Sefali Rani Das, 42, was used to feeling scared when she saw the police.
For years, they visited her home – in Cachar district, which borders Bangladesh – to serve notices that asked her to provide proof that she was an Indian citizen.
She won’t need to hide anymore – in January, after years of attending court hearings, she received an order that declared she was a legal resident of India.
But the price was high – the family is now struggling to pay back the money they borrowed to fight the case.
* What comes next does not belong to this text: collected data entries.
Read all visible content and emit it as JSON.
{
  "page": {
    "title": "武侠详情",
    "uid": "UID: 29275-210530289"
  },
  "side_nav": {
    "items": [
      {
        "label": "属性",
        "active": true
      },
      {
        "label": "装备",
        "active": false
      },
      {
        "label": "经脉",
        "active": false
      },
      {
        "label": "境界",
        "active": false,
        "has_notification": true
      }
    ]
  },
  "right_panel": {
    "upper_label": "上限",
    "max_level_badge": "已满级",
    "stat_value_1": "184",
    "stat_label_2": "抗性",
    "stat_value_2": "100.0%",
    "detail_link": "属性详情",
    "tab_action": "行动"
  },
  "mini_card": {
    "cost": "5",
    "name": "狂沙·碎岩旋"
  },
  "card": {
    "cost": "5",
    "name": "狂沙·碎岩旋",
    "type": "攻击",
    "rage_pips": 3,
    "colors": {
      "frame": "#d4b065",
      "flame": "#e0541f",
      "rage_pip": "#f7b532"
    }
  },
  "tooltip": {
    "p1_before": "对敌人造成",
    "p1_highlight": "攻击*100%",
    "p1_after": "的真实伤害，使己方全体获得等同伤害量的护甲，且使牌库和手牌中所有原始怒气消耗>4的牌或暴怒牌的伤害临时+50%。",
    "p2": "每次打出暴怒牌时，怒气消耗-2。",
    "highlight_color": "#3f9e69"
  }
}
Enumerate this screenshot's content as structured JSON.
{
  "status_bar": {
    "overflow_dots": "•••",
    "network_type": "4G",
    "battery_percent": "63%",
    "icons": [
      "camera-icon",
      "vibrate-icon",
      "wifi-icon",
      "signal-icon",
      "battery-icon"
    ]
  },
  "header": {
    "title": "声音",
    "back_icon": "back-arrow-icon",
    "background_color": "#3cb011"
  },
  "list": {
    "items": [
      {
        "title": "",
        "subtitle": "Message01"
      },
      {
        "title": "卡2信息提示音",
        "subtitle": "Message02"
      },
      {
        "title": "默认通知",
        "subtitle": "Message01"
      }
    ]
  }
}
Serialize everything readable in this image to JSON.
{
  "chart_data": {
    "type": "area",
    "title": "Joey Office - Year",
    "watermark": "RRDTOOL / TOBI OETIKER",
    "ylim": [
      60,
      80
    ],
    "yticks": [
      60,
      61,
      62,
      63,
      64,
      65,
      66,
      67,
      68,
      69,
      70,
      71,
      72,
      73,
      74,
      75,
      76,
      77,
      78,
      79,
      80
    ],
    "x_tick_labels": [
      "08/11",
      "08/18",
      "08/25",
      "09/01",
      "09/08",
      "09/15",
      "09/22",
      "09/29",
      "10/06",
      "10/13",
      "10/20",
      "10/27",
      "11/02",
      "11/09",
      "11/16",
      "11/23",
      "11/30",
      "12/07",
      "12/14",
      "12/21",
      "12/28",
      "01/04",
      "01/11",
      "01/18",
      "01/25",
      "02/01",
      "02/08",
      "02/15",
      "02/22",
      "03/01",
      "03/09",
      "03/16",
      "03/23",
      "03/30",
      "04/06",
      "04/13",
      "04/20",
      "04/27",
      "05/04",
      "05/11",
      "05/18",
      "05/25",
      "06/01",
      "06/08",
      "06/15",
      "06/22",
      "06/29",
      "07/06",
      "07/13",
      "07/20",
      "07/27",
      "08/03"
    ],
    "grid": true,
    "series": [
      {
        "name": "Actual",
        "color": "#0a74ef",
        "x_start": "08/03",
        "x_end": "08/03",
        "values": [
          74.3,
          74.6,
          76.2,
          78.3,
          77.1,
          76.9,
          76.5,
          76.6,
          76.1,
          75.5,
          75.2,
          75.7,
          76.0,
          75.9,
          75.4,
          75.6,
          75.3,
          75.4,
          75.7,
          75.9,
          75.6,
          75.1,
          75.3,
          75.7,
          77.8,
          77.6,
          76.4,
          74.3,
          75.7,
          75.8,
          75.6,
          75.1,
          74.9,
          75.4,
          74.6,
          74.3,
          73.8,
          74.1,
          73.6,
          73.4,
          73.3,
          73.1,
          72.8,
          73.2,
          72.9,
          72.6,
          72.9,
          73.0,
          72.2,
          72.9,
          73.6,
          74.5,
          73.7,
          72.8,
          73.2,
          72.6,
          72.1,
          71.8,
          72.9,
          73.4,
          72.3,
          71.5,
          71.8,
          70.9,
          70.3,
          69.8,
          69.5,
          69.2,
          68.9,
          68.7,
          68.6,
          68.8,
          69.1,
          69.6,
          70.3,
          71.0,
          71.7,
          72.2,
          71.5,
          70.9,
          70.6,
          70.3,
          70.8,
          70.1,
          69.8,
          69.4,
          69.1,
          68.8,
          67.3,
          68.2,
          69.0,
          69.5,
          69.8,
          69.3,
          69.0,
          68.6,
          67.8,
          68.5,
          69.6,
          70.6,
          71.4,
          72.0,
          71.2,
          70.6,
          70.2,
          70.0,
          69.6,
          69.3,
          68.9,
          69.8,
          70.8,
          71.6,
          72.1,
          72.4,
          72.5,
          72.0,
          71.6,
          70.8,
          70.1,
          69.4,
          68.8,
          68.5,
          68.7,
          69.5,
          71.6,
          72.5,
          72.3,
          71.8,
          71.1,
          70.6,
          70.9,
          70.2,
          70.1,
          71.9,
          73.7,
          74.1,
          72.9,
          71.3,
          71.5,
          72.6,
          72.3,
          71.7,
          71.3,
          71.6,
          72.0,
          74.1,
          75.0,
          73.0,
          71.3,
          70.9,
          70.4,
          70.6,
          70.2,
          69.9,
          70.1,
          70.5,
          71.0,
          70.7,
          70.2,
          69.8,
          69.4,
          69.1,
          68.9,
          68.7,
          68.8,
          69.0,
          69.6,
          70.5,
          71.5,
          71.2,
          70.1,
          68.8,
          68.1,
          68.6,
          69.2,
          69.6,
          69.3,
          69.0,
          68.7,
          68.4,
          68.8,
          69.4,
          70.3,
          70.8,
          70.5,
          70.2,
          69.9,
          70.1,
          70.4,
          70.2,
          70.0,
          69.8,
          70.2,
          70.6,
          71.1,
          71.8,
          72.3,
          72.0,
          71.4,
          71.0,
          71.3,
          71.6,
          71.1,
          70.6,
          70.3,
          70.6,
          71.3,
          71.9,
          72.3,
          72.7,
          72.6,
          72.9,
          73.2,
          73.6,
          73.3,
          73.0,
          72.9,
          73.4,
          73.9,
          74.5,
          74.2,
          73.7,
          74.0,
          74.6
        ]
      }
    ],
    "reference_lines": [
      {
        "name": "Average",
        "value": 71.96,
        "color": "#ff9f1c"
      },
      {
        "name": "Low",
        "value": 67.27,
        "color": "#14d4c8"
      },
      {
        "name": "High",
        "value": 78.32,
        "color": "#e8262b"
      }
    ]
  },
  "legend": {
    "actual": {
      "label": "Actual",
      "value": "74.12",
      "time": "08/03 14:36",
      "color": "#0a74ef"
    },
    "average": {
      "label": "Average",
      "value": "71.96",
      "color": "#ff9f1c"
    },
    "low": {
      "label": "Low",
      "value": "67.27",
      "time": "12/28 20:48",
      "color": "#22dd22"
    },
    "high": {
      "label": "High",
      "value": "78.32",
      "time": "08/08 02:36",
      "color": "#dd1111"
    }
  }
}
They also have to pursue another case to prove that her husband is an Indian citizen too.
“What my family and my children have gone through in the past few years, I don’t think there can be bigger hardships than that,” Ms Das says.
Ms Das is among hundreds of thousands of people in Assam who have been declared illegal migrants over the past few decades – they are asked to prove their citizenship, which involves an arduous process that could end in detention or even deportation if unsuccessful.
It is a burning issue in Assam. In 1951, the state began recording details of its residents in the National Register of Citizens (NRC) – its purpose was to determine who was born in the state and was Indian, and who might be a migrant from East Pakistan, as neighbouring Bangladesh, a Muslim-majority country, was known then.
“I was born here and I studied here. Then how did I become a Bangladeshi all of a sudden? This question kept haunting me,” Ms Das said.
Under a 1985 agreement between the federal government and leaders of a movement against illegal immigrants in Assam, anyone who could prove they entered the state before 1 January 1966 would be granted citizenship.
Those who entered between 1 January 1966 and 24 March 1971 – the day before Bangladesh declared independence from Pakistan – would have to register themselves with the government. And those who entered the state after 24 March 1971 can be declared foreigners and deported.
Since the late 1980s, special courts called Foreigners Tribunals have been hearing cases of alleged illegal migrants, usually reported by the border police.
The issue gained international attention in 2019, when the NRC was updated, leaving 1.9 million people stateless and at the mercy of the tribunals. The tribunals function as a quasi-judicial system in the state and are often accused of bias and inconsistencies in their rulings.